Your marriage is ending, but business is booming. How do you protect your business from your soon to be ex-spouse? You have worked so hard, and you don’t want to lose your business, or even worse, have your ex as a partner in it. Can you imagine the arguments? If you feel this way, you could very well be wondering, “how can I protect my business from my divorce.” Many people wonder the same thing. According to CompleteCase, almost half of the marriages end in divorce in America. Many of these couples own their own businesses and there are many lawyers who are more than equipped to help you protect your business during a divorce. According to circumstances, your spouse might be able to get half of your business. This will depend on when you started your business. If you started your business during your marriage, it will be viewed as a marital asset, therefore it could be split between you and your ex.
When it comes to having a business and getting a divorce, it is extremely important that you have certain protective measures in place before you even think of getting a divorce. A prenuptial agreement is always so important to have before you get married.
Here are 5 ways to protect your business from divorce.
1.Have a prenuptial and postnuptial agreement in place
As mentioned earlier a prenup is incredibly important. This is an agreement that the couple signs before their marriage which states what will happen to their assets if a divorce ever had to occur. It will detail property rights as well as what expectations would be upon getting a divorce. A prenup should be handled by an attorney, and a document will be drafted and signed before the wedding. Both parties should be present at the prenup and it should be done a while before the wedding so that it is signed and written with both parties thinking logically and clearly. The prenup should be signed in front of a notary or a witness. Another important aspect of a prenuptial agreement is that you have to have full disclosure about your assets. If you lie in your prenup, then this could cause it to become invalid. By signing a prenup you can decide which property will be viewed as separate; so if you have a business before your marriage, you can write that it will be viewed as a separate asset and not a marital asset. You could even decide how marital property will be divided in the case of a divorce. By signing a prenup, this is the best way for you to protect your business. Not only will it save you money in the future, but it will make the entire divorce process less complicated legally speaking.
If you never had a prenup agreement in place, you might also have the option of a postnuptial agreement. Many judges might view this as sketchy, but nevertheless, you can do this. A postnuptial agreement should be signed soon after you get married or at least several years before a divorce happens. A postnup will also have to disclose all the same information as a prenup, the only problem is that a postnuptial is not as ironclad as a prenup. The reason being is that as a married couple your legal rights are now very well defined. You would then have to act in the best interests of the other party.

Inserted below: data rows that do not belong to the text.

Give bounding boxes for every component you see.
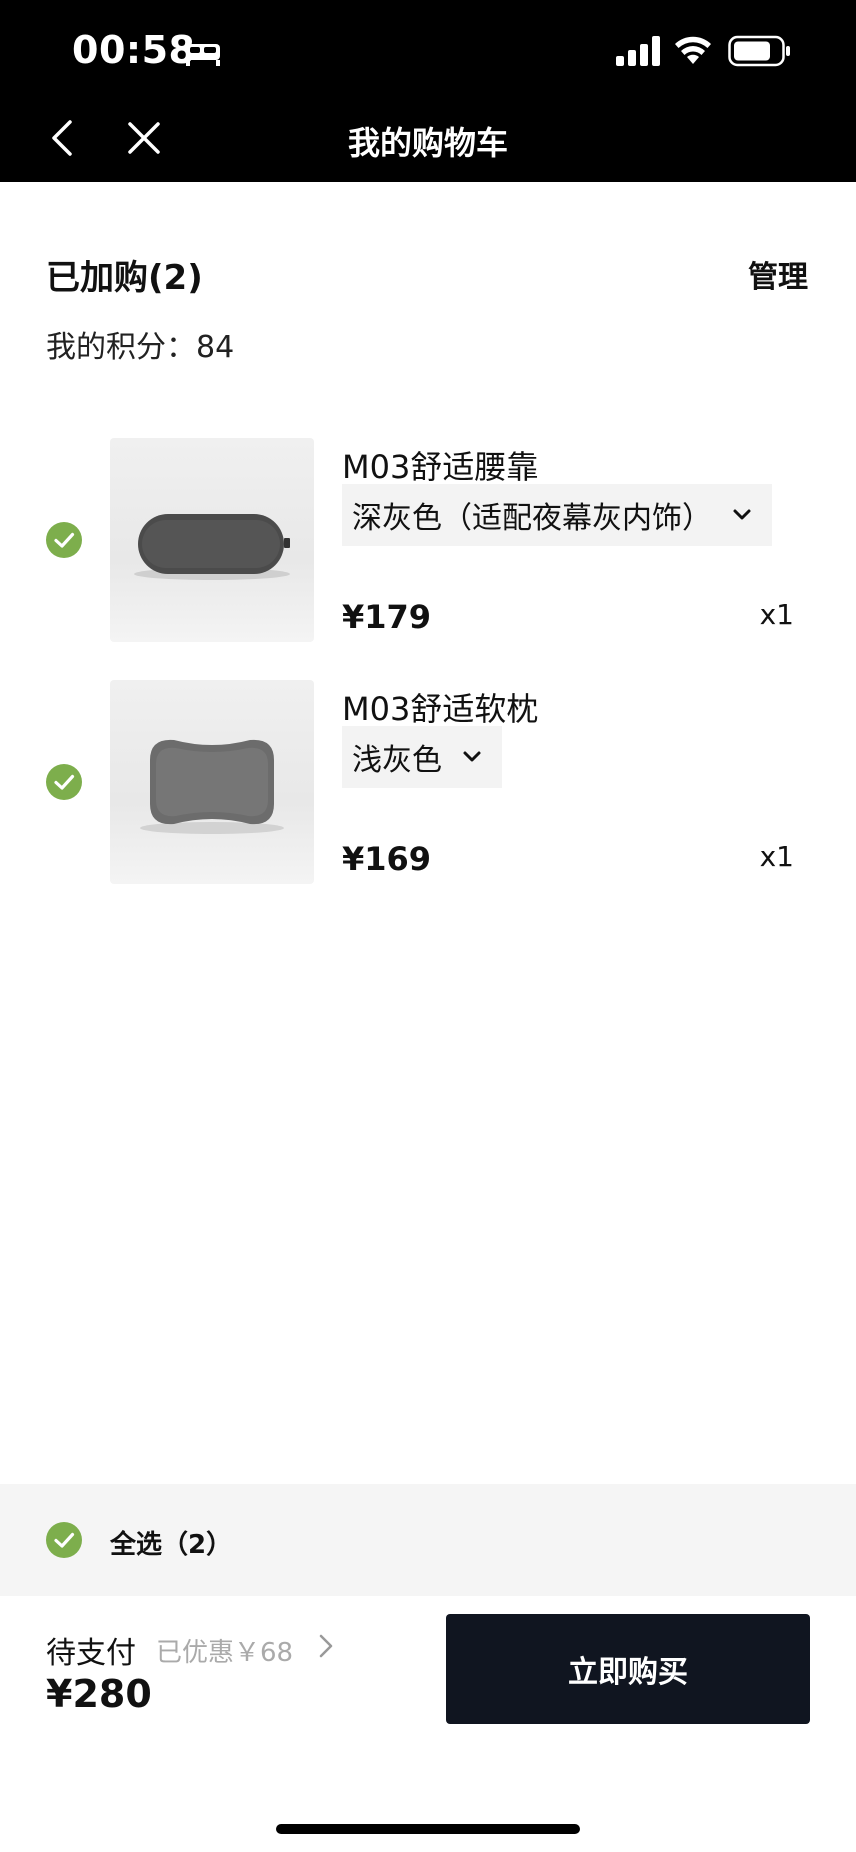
sleep-focus-icon	[186, 44, 220, 66]
product-price: ¥179	[342, 598, 432, 636]
variant-selector[interactable]: 浅灰色	[342, 726, 502, 788]
total-price: ¥280	[46, 1672, 152, 1716]
points-value: 84	[196, 330, 235, 365]
chevron-down-icon	[733, 509, 751, 520]
points-display: 我的积分：84	[46, 322, 234, 366]
variant-selector[interactable]: 深灰色（适配夜幕灰内饰）	[342, 484, 772, 546]
battery-icon	[728, 35, 790, 67]
product-quantity: x1	[759, 840, 794, 873]
variant-label: 深灰色（适配夜幕灰内饰）	[352, 501, 712, 536]
checkout-footer: 待支付 已优惠￥68 ¥280 立即购买	[0, 1596, 856, 1852]
cart-count-heading: 已加购(2)	[46, 258, 203, 298]
top-bar: 00:58 我的购物车	[0, 0, 856, 182]
product-image[interactable]	[110, 680, 314, 884]
amount-due-label: 待支付	[46, 1636, 136, 1671]
product-name[interactable]: M03舒适软枕	[342, 684, 538, 730]
cart-item: M03舒适软枕 浅灰色 ¥169 x1	[0, 680, 856, 890]
cart-page: 00:58 我的购物车 已加购(2) 管理 我的积分：84 M03舒适腰靠 深灰…	[0, 0, 856, 1852]
cellular-signal-icon	[616, 36, 660, 66]
item-checked-icon[interactable]	[46, 522, 82, 558]
select-all-label[interactable]: 全选（2）	[110, 1524, 232, 1561]
page-title: 我的购物车	[347, 124, 508, 162]
product-image[interactable]	[110, 438, 314, 642]
select-all-checked-icon[interactable]	[46, 1522, 82, 1558]
variant-label: 浅灰色	[352, 743, 442, 778]
manage-button[interactable]: 管理	[748, 252, 808, 296]
product-price: ¥169	[342, 840, 432, 878]
item-checked-icon[interactable]	[46, 764, 82, 800]
chevron-right-icon[interactable]	[316, 1632, 336, 1660]
cart-item: M03舒适腰靠 深灰色（适配夜幕灰内饰） ¥179 x1	[0, 438, 856, 648]
buy-now-button[interactable]: 立即购买	[446, 1614, 810, 1724]
wifi-icon	[675, 36, 711, 64]
points-label: 我的积分：	[46, 330, 196, 365]
product-name[interactable]: M03舒适腰靠	[342, 442, 538, 488]
select-all-bar: 全选（2）	[0, 1484, 856, 1596]
discount-info[interactable]: 已优惠￥68	[156, 1632, 293, 1669]
lumbar-pillow-image	[134, 514, 290, 580]
chevron-down-icon	[463, 751, 481, 762]
home-indicator[interactable]	[276, 1824, 580, 1834]
status-time: 00:58	[72, 28, 196, 72]
product-quantity: x1	[759, 598, 794, 631]
soft-pillow-image	[140, 739, 284, 834]
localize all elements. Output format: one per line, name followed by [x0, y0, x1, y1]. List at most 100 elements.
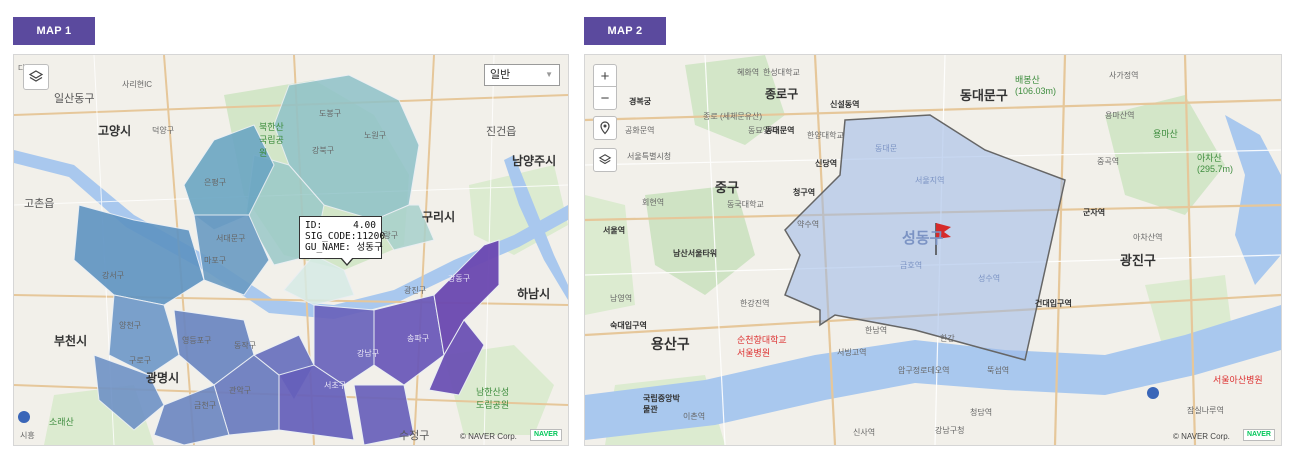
map2-label: 공화문역 [625, 126, 655, 135]
map1-label: 소래산 [49, 417, 74, 427]
map2-label: 용산구 [651, 336, 690, 352]
map1-label: 서대문구 [216, 234, 246, 243]
map1-label: 강남구 [357, 349, 380, 358]
map1-label: 노원구 [364, 131, 387, 140]
map2-label: 잠실나루역 [1187, 406, 1224, 415]
map2-copyright: © NAVER Corp. [1173, 432, 1230, 441]
map1-naver-logo[interactable]: NAVER [530, 429, 562, 441]
map1-label: 서초구 [324, 381, 347, 390]
map2-label: 남영역 [610, 294, 633, 303]
map2-label: 동대문구 [960, 88, 1008, 103]
map1-container[interactable]: 다리 일산동구 사리현IC 고양시 덕양구 북한산 국립공원 도봉구 노원구 진… [13, 54, 569, 446]
map2-label: 한남역 [865, 326, 888, 335]
map1-label: 덕양구 [152, 126, 175, 135]
map2-label: 아차산역 [1133, 233, 1163, 242]
tooltip-sig-label: SIG_CODE: [305, 231, 357, 242]
map1-label: 진건읍 [486, 126, 517, 138]
district-tooltip: ID: 4.00 SIG_CODE:11200 GU_NAME: 성동구 [299, 216, 385, 266]
map1-label: 시흥 [20, 431, 35, 440]
map2-label: 청구역 [793, 188, 816, 197]
map2-label: 신설동역 [830, 100, 860, 109]
map2-label: 중곡역 [1097, 157, 1120, 166]
map1-label: 강동구 [448, 274, 471, 283]
map1-label: 은평구 [204, 178, 227, 187]
map1-label: 구리시 [422, 210, 456, 224]
map1-label: 남한산성 도립공원 [476, 387, 510, 410]
map2-label: 아차산 (295.7m) [1197, 153, 1234, 174]
map1-label: 강서구 [102, 271, 125, 280]
map2-label: 숙대입구역 [610, 321, 647, 330]
map2-label: 광진구 [1120, 253, 1156, 268]
map1-label: 금천구 [194, 401, 217, 410]
map2-label: 한강진역 [740, 299, 770, 308]
map1-label: 도봉구 [319, 109, 342, 118]
map1-label: 일산동구 [54, 93, 95, 105]
zoom-in-icon: + [600, 67, 610, 85]
map1-label: 영등포구 [182, 336, 212, 345]
map-type-select[interactable]: 일반 ▼ [484, 64, 560, 86]
map1-label: 구로구 [129, 356, 152, 365]
map2-label: 남산서울타워 [673, 249, 718, 258]
map2-label: 혜화역 [737, 68, 760, 77]
map2-label: 서울역 [603, 226, 626, 235]
zoom-in-button[interactable]: + [593, 64, 617, 88]
tooltip-gu-label: GU_NAME: [305, 242, 351, 253]
map2-label: 청담역 [970, 408, 993, 417]
map1-tag: MAP 1 [13, 17, 95, 45]
map2-label: 금호역 [900, 261, 923, 270]
map1-label: 남양주시 [512, 154, 557, 168]
map1-label: 마포구 [204, 256, 227, 265]
map2-label: 성동구 [902, 230, 944, 247]
map2-label: 동대문역 [765, 126, 795, 135]
map2-layers-button[interactable] [593, 148, 617, 172]
layers-icon [598, 154, 612, 165]
tooltip-tail [340, 257, 354, 266]
map2-label: 경복궁 [629, 97, 652, 106]
map2-label: 서빙고역 [837, 348, 867, 357]
zoom-out-icon: − [600, 89, 610, 107]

- Put your company in a trust, a partnership or use buy-sell agreements
By putting your business in a trust, a partnership or by using buy-sell agreements, you will also be protecting your business, if you had to get a divorce. These provisions protect the other owners of the business, in case one had to get a divorce. Don’t make your spouse a partner in your company, as this could really complicate things, if you ended up getting a divorce. Even if you think it’s a good idea for tax reasons, rather don’t do this. You could always make your spouse a secretary in the company rather than a director. Even if your spouse had no input in the business, they could use the fact that they were a “director” in the company to their advantage. You could also state that each partner in your business would have to agree to all the terms in case one partner had to get a divorce. You can see how this will protect your business during a divorce.
- Make sure to pay yourself a competitive salary
Another way in which you can protect your business is by giving yourself a decent salary. You’re soon to be ex could state that you used the family money to grow your business, instead of using it towards the family. Your ex could state that they are entitled to a greater percentage of your business for this very reason. Therefore if you pay yourself a decent salary, you could then say that you did not use family money to grow your business.
- You could always “pay off your spouse”
If your spouse is entitled to shares in your company, you could always pay them off, so that the business will be entirely yours. You could pay them off for example by giving up some other assets of yours. You could give them the marital home, in exchange for the business, or other marital property such as cars or retirement plans. You could also always sell the business and divide the sales price. Or you could pay your spouse a monthly amount that would help you buy out their share of the business.
- Don’t involve your spouse in your business.
If you can, before you start your business, do not involve your spouse in your company. The less they have to do with your business, legally the less foot they will have to stand on when it comes to having shares in your business, or a large percentage of your business. The more involved your spouse is in your business, the higher the percentage they will be able to claim in your company. Therefore keep their involvement to a minimum or keep it to nothing at all.
You have worked hard for your business. You deserve to have the main say as to what happens to your company. When it comes to protecting your business during a divorce, the best thing to do is have a prenuptial agreement before you get married. Whenever it comes to getting a divorce, it is always wise to speak to a lawyer first with regards to any business or assets that might have to be split during the divorce proceedings. You never want to make such large legal decisions without a lawyer present. If you follow these tips, then the chances of protecting your business are greater.